As noted, there are tax reasons why this portfolio cannot grow beyond its current size and a portion of this portfolio will be directed to private investments or investments where YAK owns >25% of the outstanding shares. It is difficult to speculate on the amount of value that can be created this way. The strong triple digit returns of the past 2 years will be difficult to replicate.
I have provided you with the various valuation items and explained how the tangible book value per share of C$1.46 excludes the value of KEDM, the real estate services business and the optionality of the real estate business. I believe the core of the investment thesis is that given its track record as an efficient capital allocation and its strong alignment through its 23.5% stake, Kuppy will continue to grow NAV/share.
Finally, I would like to highlight the high rate at which YAK has bought back its own shares over the past few years. Shares outstanding are down 19% since 2016. While many companies tend to overpay for buybacks, the 28% internal ownership ensures that management carefully considers valuation before buying back shares. Their continued buybacks, even at higher prices, means they clearly see value in the real estate sector, KEDM or the merchant banking franchise. The current NCIB has been maxed out, but I expect it to be renewed in 2022.
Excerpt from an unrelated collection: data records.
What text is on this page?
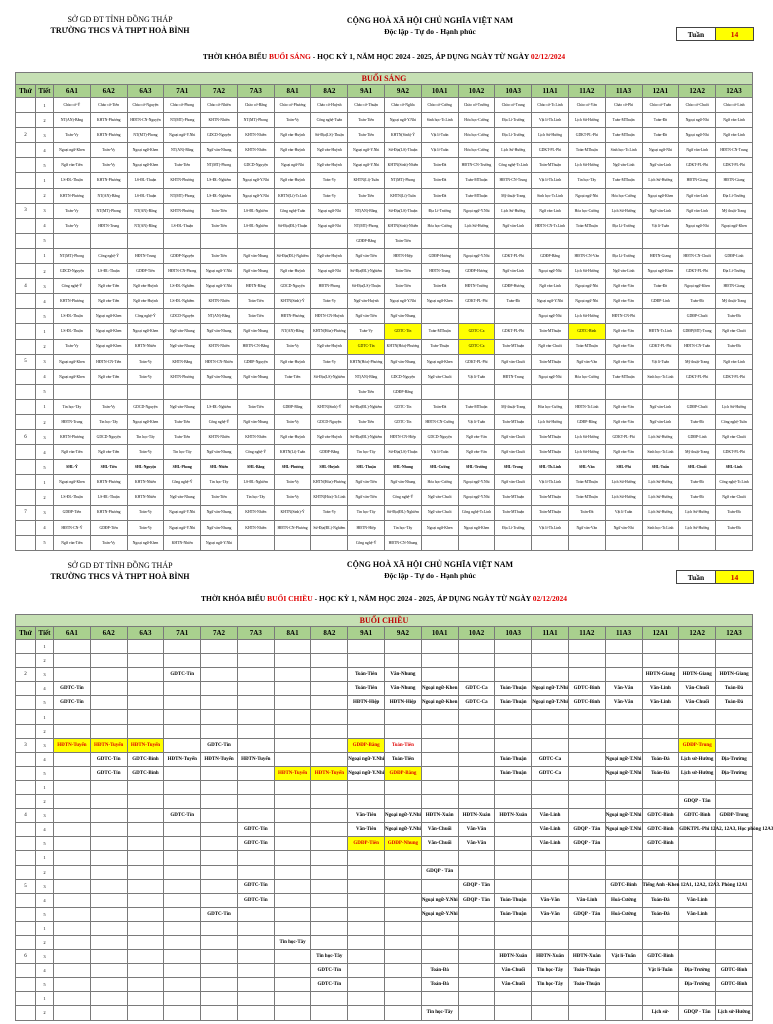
SỞ GD ĐT TỈNH ĐỒNG THÁP
TRƯỜNG THCS VÀ THPT HOÀ BÌNH
CỘNG HOÀ XÃ HỘI CHỦ NGHĨA VIỆT NAM
Độc lập - Tự do - Hạnh phúc	Tuần	14
THỜI KHÓA BIỂU BUỔI SÁNG - HỌC KỲ 1, NĂM HỌC 2024 - 2025, ÁP DỤNG NGÀY TỪ NGÀY 02/12/2024
BUỔI SÁNG																				
Thứ	Tiết	6A1	6A2	6A3	7A1	7A2	7A3	8A1	8A2	9A1	9A2	10A1	10A2	10A3	11A1	11A2	11A3	12A1	12A2	12A3
	1	Chào cờ-Ý	Chào cờ-Tiên	Chào cờ-Nguyện	Chào cờ-Phong	Chào cờ-Nhiên	Chào cờ-Bằng	Chào cờ-Phương	Chào cờ-Huỳnh	Chào cờ-Thuận	Chào cờ-Nghĩa	Chào cờ-Cường	Chào cờ-Trường	Chào cờ-Trung	Chào cờ-Tr.Linh	Chào cờ-Văn	Chào cờ-Phỉ	Chào cờ-Tuấn	Chào cờ-Chuối	Chào cờ-Linh
	2	NT(AN)-Bằng	KHTN-Phương	HĐTN-CN-Nguyện	NT(MT)-Phong	KHTN-Nhiên	NT(MT)-Phong	Toán-Vy	Công nghệ-Tuấn	Toán-Tiên	Ngoại ngữ-Y.Nhi	Sinh học-Tr.Linh	Hóa học-Cường	Địa Lí-Trường	Vật lí-Th.Linh	Lịch Sử-Hường	Toán-MThuận	Toán-Đà	Ngoại ngữ-Nhi	Ngữ văn-Linh
2	3	Toán-Vy	KHTN-Phương	NT(MT)-Phong	Ngoại ngữ-Y.Nhi	GDCD-Nguyện	KHTN-Nhiên	Ngữ văn-Huỳnh	Sử-Địa(LS)-Thuận	Toán-Tiên	KHTN(Sinh)-Ý	Vật lí-Tuấn	Hóa học-Cường	Địa Lí-Trường	Lịch Sử-Hường	GDKT-PL-Phỉ	Toán-MThuận	Toán-Đà	Ngoại ngữ-Nhi	Ngữ văn-Linh
	4	Ngoại ngữ-Khen	Toán-Vy	Ngoại ngữ-Khen	NT(AN)-Bằng	Ngữ văn-Nhung	KHTN-Nhiên	Ngữ văn-Huỳnh	Ngữ văn-Huỳnh	Ngoại ngữ-Y.Nhi	Sử-Địa(LS)-Thuận	Vật lí-Tuấn	Hóa học-Cường	Lịch Sử-Hường	GDKT-PL-Phỉ	Toán-MThuận	Sinh học-Tr.Linh	Ngoại ngữ-Nhi	Ngữ văn-Linh	HĐTN-CN-Trung
	5	Ngữ văn-Tiên	Toán-Vy	Ngoại ngữ-Khen	Toán-Tiên	NT(MT)-Phong	GDCD-Nguyện	Ngoại ngữ-Nhi	Ngữ văn-Huỳnh	Ngoại ngữ-Y.Nhi	KHTN(Sinh)-Nhiên	Toán-Đà	HĐTN-CN-Trường	Công nghệ-Tr.Linh	Toán-MThuận	Lịch Sử-Hường	Ngữ văn-Linh	Ngữ văn-Linh	GDKT-PL-Phỉ	GDKT-PL-Phỉ
	1	LS-ĐL-Thuận	KHTN-Phương	LS-ĐL-Thuận	KHTN-Phương	LS-ĐL-Nghiêm	Ngoại ngữ-Y.Nhi	Ngữ văn-Huỳnh	Toán-Vy	KHTN(Lí)-Tuấn	NT(MT)-Phong	Toán-Đà	Toán-MThuận	HĐTN-CN-Trung	Vật lí-Th.Linh	Tin học-Tây	Toán-MThuận	Lịch Sử-Hường	HĐTN-Giang	HĐTN-Giang
	2	KHTN-Phương	NT(AN)-Bằng	LS-ĐL-Thuận	NT(MT)-Phong	LS-ĐL-Nghiêm	Ngoại ngữ-Y.Nhi	KHTN(Lí)-Tr.Linh	Toán-Vy	Toán-Tiên	KHTN(Lí)-Tuấn	Toán-Đà	Toán-MThuận	Mỹ thuật-Trang	Sinh học-Tr.Linh	Ngoại ngữ-Nhi	Hóa học-Cường	Ngoại ngữ-Khen	Ngữ văn-Linh	Địa Lí-Trường
3	3	Toán-Vy	NT(MT)-Phong	NT(AN)-Bằng	KHTN-Phương	Toán-Tiên	LS-ĐL-Nghiêm	Công nghệ-Tuấn	Ngoại ngữ-Nhi	NT(AN)-Bằng	Sử-Địa(LS)-Thuận	Địa Lí-Trường	Ngoại ngữ-Y.Nhi	Lịch Sử-Hường	Ngữ văn-Linh	Hóa học-Cường	Lịch Sử-Hường	Ngữ văn-Linh	Ngữ văn-Linh	Mỹ thuật-Trang
	4	Toán-Vy	HĐTN-Trung	NT(AN)-Bằng	LS-ĐL-Thuận	Toán-Tiên	LS-ĐL-Nghiêm	Sử-Địa(ĐL)-Thuận	Ngoại ngữ-Nhi	NT(MT)-Phong	KHTN(Sinh)-Nhiên	Hóa học-Cường	Lịch Sử-Hường	Ngữ văn-Linh	HĐTN-CN-Tr.Linh	Toán-MThuận	Địa Lí-Trường	Vật lí-Tuấn	Ngoại ngữ-Nhi	Ngoại ngữ-Khen
	5									GDĐP-Bằng	Toán-Tiên									
	1	NT(MT)-Phong	Công nghệ-Ý	HĐTN-Trung	GDĐP-Nguyện	Toán-Tiên	Ngữ văn-Nhung	Sử-Địa(ĐL)-Nghiêm	Ngữ văn-Huỳnh	Ngữ văn-Tiên	HĐTN-Hiệp	GDĐP-Hương	Ngoại ngữ-Y.Nhi	GDKT-PL-Phỉ	GDĐP-Bằng	HĐTN-CN-Văn	Địa Lí-Trường	HĐTN-Giang	HĐTN-CN-Chuối	GDĐP-Linh
	2	GDCD-Nguyện	LS-ĐL-Thuận	GDĐP-Tiên	HĐTN-CN-Phong	Ngoại ngữ-Y.Nhi	Ngữ văn-Nhung	Ngữ văn-Huỳnh	Ngoại ngữ-Nhi	Sử-Địa(ĐL)-Nghiêm	Toán-Tiên	HĐTN-Trung	GDĐP-Hương	Ngữ văn-Linh	Ngoại ngữ-Nhi	Lịch Sử-Hường	Ngữ văn-Linh	Ngoại ngữ-Khen	GDKT-PL-Phỉ	Địa Lí-Trường
4	3	Công nghệ-Ý	Ngữ văn-Tiên	Ngữ văn-Huỳnh	LS-ĐL-Nghiêm	Ngoại ngữ-Y.Nhi	HĐTN-Bằng	GDCD-Nguyện	HĐTN-Phong	Sử-Địa(LS)-Thuận	Toán-Tiên	Toán-Đà	HĐTN-Trường	GDĐP-Hương	Ngữ văn-Linh	Ngoại ngữ-Nhi	Ngữ văn-Văn	Toán-Đà	Ngoại ngữ-Khen	HĐTN-Giang
	4	KHTN-Phương	Ngữ văn-Tiên	Ngữ văn-Huỳnh	LS-ĐL-Nghiêm	KHTN-Nhiên	Toán-Tiên	KHTN(Sinh)-Ý	Toán-Vy	Ngữ văn-Huỳnh	Ngoại ngữ-Y.Nhi	Ngoại ngữ-Khen	GDKT-PL-Phỉ	Toán-Đà	Ngoại ngữ-Y.Nhi	Ngoại ngữ-Nhi	Ngữ văn-Văn	GDĐP-Linh	Toán-Đà	Mỹ thuật-Trang
	5	LS-ĐL-Thuận	Ngoại ngữ-Khen	Công nghệ-Ý	GDCD-Nguyện	NT(AN)-Bằng	Toán-Tiên	HĐTN-Phương	HĐTN-CN-Huỳnh	Ngữ văn-Tiên	Ngữ văn-Nhung				Ngoại ngữ-Nhi	Lịch Sử-Hường	HĐTN-CN-Phỉ		GDĐP-Chuối	Toán-Đà
	1	LS-ĐL-Thuận	Ngoại ngữ-Khen	Ngoại ngữ-Khen	Ngữ văn-Nhung	Ngữ văn-Nhung	Ngữ văn-Nhung	NT(AN)-Bằng	KHTN(Hóa)-Phương	Toán-Vy	GDTC-Tín	Toán-MThuận	GDTC-Ca	GDKT-PL-Phỉ	Toán-MThuận	GDTC-Bình	Ngữ văn-Văn	HĐTN-Tr.Linh	GDĐP(MT)-Trang	Ngữ văn-Chuối
	2	Toán-Vy	Ngoại ngữ-Khen	KHTN-Nhiên	Ngữ văn-Nhung	KHTN-Nhiên	HĐTN-CN-Bằng	Toán-Vy	Ngữ văn-Huỳnh	GDTC-Tín	KHTN(Hóa)-Phương	Toán-Thuận	GDTC-Ca	Toán-MThuận	Ngữ văn-Chuối	Toán-MThuận	Ngữ văn-Văn	GDKT-PL-Phỉ	HĐTN-CN-Tuấn	Toán-Đà
5	3	Ngoại ngữ-Khen	HĐTN-CN-Tiên	Toán-Vy	KHTN-Bằng	HĐTN-CN-Nhiên	GDĐP-Nguyện	Ngữ văn-Huỳnh	Toán-Vy	KHTN(Hóa)-Phương	Ngữ văn-Nhung	Ngoại ngữ-Khen	GDKT-PL-Phỉ	Ngữ văn-Chuối	Toán-MThuận	Ngữ văn-Văn	Ngữ văn-Văn	Vật lí-Tuấn	Mỹ thuật-Trang	Ngữ văn-Linh
	4	Ngoại ngữ-Khen	Ngữ văn-Tiên	Toán-Vy	KHTN-Phương	Ngữ văn-Nhung	Ngữ văn-Nhung	Toán-Tiên	Sử-Địa(LS)-Nghiêm	NT(AN)-Bằng	GDCD-Nguyện	Ngữ văn-Chuối	Vật lí-Tuấn	HĐTN-Trung	Ngoại ngữ-Nhi	Hóa học-Cường	Toán-MThuận	Sinh học-Tr.Linh	GDKT-PL-Phỉ	GDKT-PL-Phỉ
	5									Toán-Tiên	GDĐP-Bằng									
	1	Tin học-Tây	Toán-Vy	GDCD-Nguyện	Ngữ văn-Nhung	LS-ĐL-Nghiêm	Toán-Tiên	GDĐP-Bằng	KHTN(Sinh)-Ý	Sử-Địa(ĐL)-Nghiêm	GDTC-Tín	Toán-Đà	Toán-MThuận	Mỹ thuật-Trang	Hóa học-Cường	HĐTN-Tr.Linh	Ngữ văn-Văn	Ngữ văn-Linh	GDĐP-Chuối	Lịch Sử-Hường
	2	HĐTN-Trung	Tin học-Tây	Ngoại ngữ-Khen	Toán-Tiên	Công nghệ-Ý	Ngữ văn-Nhung	Toán-Vy	GDCD-Nguyện	Toán-Tiên	GDTC-Tín	HĐTN-CN-Cường	Vật lí-Tuấn	Toán-MThuận	Lịch Sử-Hường	GDĐP-Bằng	Ngữ văn-Văn	Ngữ văn-Linh	Toán-Đà	Công nghệ-Tuấn
6	3	KHTN-Phương	GDCD-Nguyện	Tin học-Tây	Toán-Tiên	KHTN-Nhiên	KHTN-Nhiên	Ngữ văn-Huỳnh	Ngữ văn-Huỳnh	Sử-Địa(ĐL)-Nghiêm	HĐTN-CN-Hiệp	GDCD-Nguyện	Ngữ văn-Văn	Ngữ văn-Chuối	Toán-MThuận	Lịch Sử-Hường	GDKT-PL-Phỉ	Lịch Sử-Hường	GDĐP-Linh	Ngữ văn-Chuối
	4	Ngữ văn-Tiên	Ngữ văn-Tiên	Toán-Vy	Tin học-Tây	Ngữ văn-Nhung	Công nghệ-Ý	KHTN(Lí)-Tuấn	GDĐP-Bằng	Tin học-Tây	Sử-Địa(LS)-Thuận	Vật lí-Tuấn	Ngữ văn-Văn	Ngữ văn-Chuối	Toán-MThuận	Lịch Sử-Hường	Ngữ văn-Văn	Sinh học-Tr.Linh	Mỹ thuật-Trang	GDKT-PL-Phỉ
	5	SHL-Ý	SHL-Tiên	SHL-Nguyện	SHL-Phong	SHL-Nhiên	SHL-Bằng	SHL-Phương	SHL-Huỳnh	SHL-Thuận	SHL-Nhung	SHL-Cường	SHL-Trường	SHL-Trung	SHL-Th.Linh	SHL-Văn	SHL-Phỉ	SHL-Tuấn	SHL-Chuối	SHL-Linh
	1	Ngoại ngữ-Khen	KHTN-Phương	KHTN-Nhiên	Công nghệ-Ý	Tin học-Tây	LS-ĐL-Nghiêm	Toán-Vy	KHTN(Hóa)-Phương	Ngữ văn-Tiên	Ngữ văn-Nhung	Hóa học-Cường	Ngoại ngữ-Y.Nhi	Ngữ văn-Chuối	Vật lí-Th.Linh	Toán-MThuận	Lịch Sử-Hường	Lịch Sử-Hường	Toán-Đà	Công nghệ-Tr.Linh
	2	LS-ĐL-Thuận	LS-ĐL-Thuận	KHTN-Nhiên	Ngữ văn-Nhung	Toán-Tiên	Tin học-Tây	Toán-Vy	KHTN(Hóa)-Tr.Linh	Ngữ văn-Tiên	Công nghệ-Ý	Ngữ văn-Chuối	Ngoại ngữ-Y.Nhi	Toán-MThuận	Toán-MThuận	Toán-MThuận	Lịch Sử-Hường	Lịch Sử-Hường	Toán-Đà	Ngữ văn-Chuối
7	3	GDĐP-Tiên	KHTN-Phương	Toán-Vy	Ngoại ngữ-Y.Nhi	Ngữ văn-Nhung	KHTN-Nhiên	KHTN(Sinh)-Ý	Toán-Vy	Tin học-Tây	Sử-Địa(ĐL)-Nghiêm	Ngữ văn-Chuối	Công nghệ-Tr.Linh	Toán-MThuận	Toán-MThuận	Toán-Đà	Vật lí-Tuấn	Lịch Sử-Hường	Lịch Sử-Hường	Toán-Đà
	4	HĐTN-CN-Ý	GDĐP-Tiên	Toán-Vy	Ngoại ngữ-Y.Nhi	Ngữ văn-Nhung	KHTN-Nhiên	HĐTN-CN-Phương	Sử-Địa(ĐL)-Nghiêm	HĐTN-Hiệp	Tin học-Tây	Ngoại ngữ-Khen	Ngoại ngữ-Khen	Địa Lí-Trường	Vật lí-Th.Linh	Ngữ văn-Văn	Ngữ văn-Nhi	Sinh học-Tr.Linh	Lịch Sử-Hường	Toán-Đà
	5	Ngữ văn-Tiên	Toán-Vy	Ngoại ngữ-Khen	KHTN-Nhiên	Ngoại ngữ-Y.Nhi				Công nghệ-Ý	HĐTN-CN-Nhung									
SỞ GD ĐT TỈNH ĐỒNG THÁP
TRƯỜNG THCS VÀ THPT HOÀ BÌNH
CỘNG HOÀ XÃ HỘI CHỦ NGHĨA VIỆT NAM
Độc lập - Tự do - Hạnh phúc	Tuần	14
THỜI KHÓA BIỂU BUỔI CHIỀU - HỌC KỲ 1, NĂM HỌC 2024 - 2025, ÁP DỤNG NGÀY TỪ NGÀY 02/12/2024
BUỔI CHIỀU																				
Thứ	Tiết	6A1	6A2	6A3	7A1	7A2	7A3	8A1	8A2	9A1	9A2	10A1	10A2	10A3	11A1	11A2	11A3	12A1	12A2	12A3
	1																			
	2																			
2	3				GDTC-Tín					Toán-Tiên	Văn-Nhung							HĐTN-Giang	HĐTN-Giang	HĐTN-Giang
	4	GDTC-Tín								Toán-Tiên	Văn-Nhung	Ngoại ngữ-Khen	GDTC-Ca	Toán-Thuận	Ngoại ngữ-T.Nhi	GDTC-Bình	Văn-Văn	Văn-Linh	Văn-Chuối	Toán-Đà
	5	GDTC-Tín								HĐTN-Hiệp	HĐTN-Hiệp	Ngoại ngữ-Khen	GDTC-Ca	Toán-Thuận	Ngoại ngữ-T.Nhi	GDTC-Bình	Văn-Văn	Văn-Linh	Văn-Chuối	Toán-Đà
	1																			
	2																			
3	3	HĐTN-Tuyến	HĐTN-Tuyến	HĐTN-Tuyến		GDTC-Tín				GDĐP-Bằng	Toán-Tiên								GDĐP-Trung	
	4		GDTC-Tín	GDTC-Bình	HĐTN-Tuyến	HĐTN-Tuyến	HĐTN-Tuyến			Ngoại ngữ-Y.Nhi	Toán-Tiên			Toán-Thuận	GDTC-Ca		Ngoại ngữ-T.Nhi	Toán-Đà	Lịch sử-Hường	Địa-Trường
	5		GDTC-Tín	GDTC-Bình				HĐTN-Tuyến	HĐTN-Tuyến	Ngoại ngữ-Y.Nhi	GDĐP-Bằng			Toán-Thuận	GDTC-Ca		Ngoại ngữ-T.Nhi	Toán-Đà	Lịch sử-Hường	Địa-Trường
	1																			
	2																		GDQP - Tân	
4	3				GDTC-Tín					Văn-Tiên	Ngoại ngữ-Y.Nhi	HĐTN-Xuân	HĐTN-Xuân	HĐTN-Xuân	Văn-Linh		Ngoại ngữ-T.Nhi	GDTC-Bình	GDTC-Bình	GDĐP-Trung
	4						GDTC-Tín			Văn-Tiên	Ngoại ngữ-Y.Nhi	Văn-Chuối	Văn-Văn		Văn-Linh	GDQP - Tân	Ngoại ngữ-T.Nhi	GDTC-Bình	GDKTPL-Phỉ 12A2, 12A3, Học phòng 12A3	
	5						GDTC-Tín			GDĐP-Tiên	GDĐP-Nhung	Văn-Chuối	Văn-Văn		Văn-Linh	GDQP - Tân		GDTC-Bình		
	1																			
	2											GDQP - Tân								
5	3						GDTC-Tín						GDQP - Tân				GDTC-Bình	Tiếng Anh -Khen 12A1, 12A2, 12A3. Phòng 12A1		
	4						GDTC-Tín					Ngoại ngữ-Y.Nhi	GDQP - Tân	Toán-Thuận	Văn-Văn	Văn-Linh	Hoá-Cường	Toán-Đà	Văn-Linh	
	5					GDTC-Tín						Ngoại ngữ-Y.Nhi		Toán-Thuận	Văn-Văn	GDQP - Tân	Hoá-Cường	Toán-Đà	Văn-Linh	
	1																			
	2							Tin học-Tây												
6	3								Tin học-Tây					HĐTN-Xuân	HĐTN-Xuân	HĐTN-Xuân	Vật lí-Tuấn	GDTC-Bình		
	4								GDTC-Tín			Toán-Đà		Văn-Chuối	Tin học-Tây	Toán-Thuận		Vật lí-Tuấn	Địa-Trường	GDTC-Bình
	5								GDTC-Tín			Toán-Đà		Văn-Chuối	Tin học-Tây	Toán-Thuận			Địa-Trường	GDTC-Bình
	1																			
	2											Tin học-Tây						Lịch sử-	GDQP - Tân	Lịch sử-Hường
Given the small-cap nature of this business, a few more words about risk are in place. The stock is illiquid and it is difficult to build or exit large positions. A third of the business is still invested in Mongolia. Investing in Mongolia is not only expose you to a wide range of risks, historically many of these risks have materialized. Real estate values have almost constantly fallen and the repatriation of capital is never guaranteed. The publicly traded investment portfolio also has limited diversification, and diversification could further decrease if a large private company is acquired.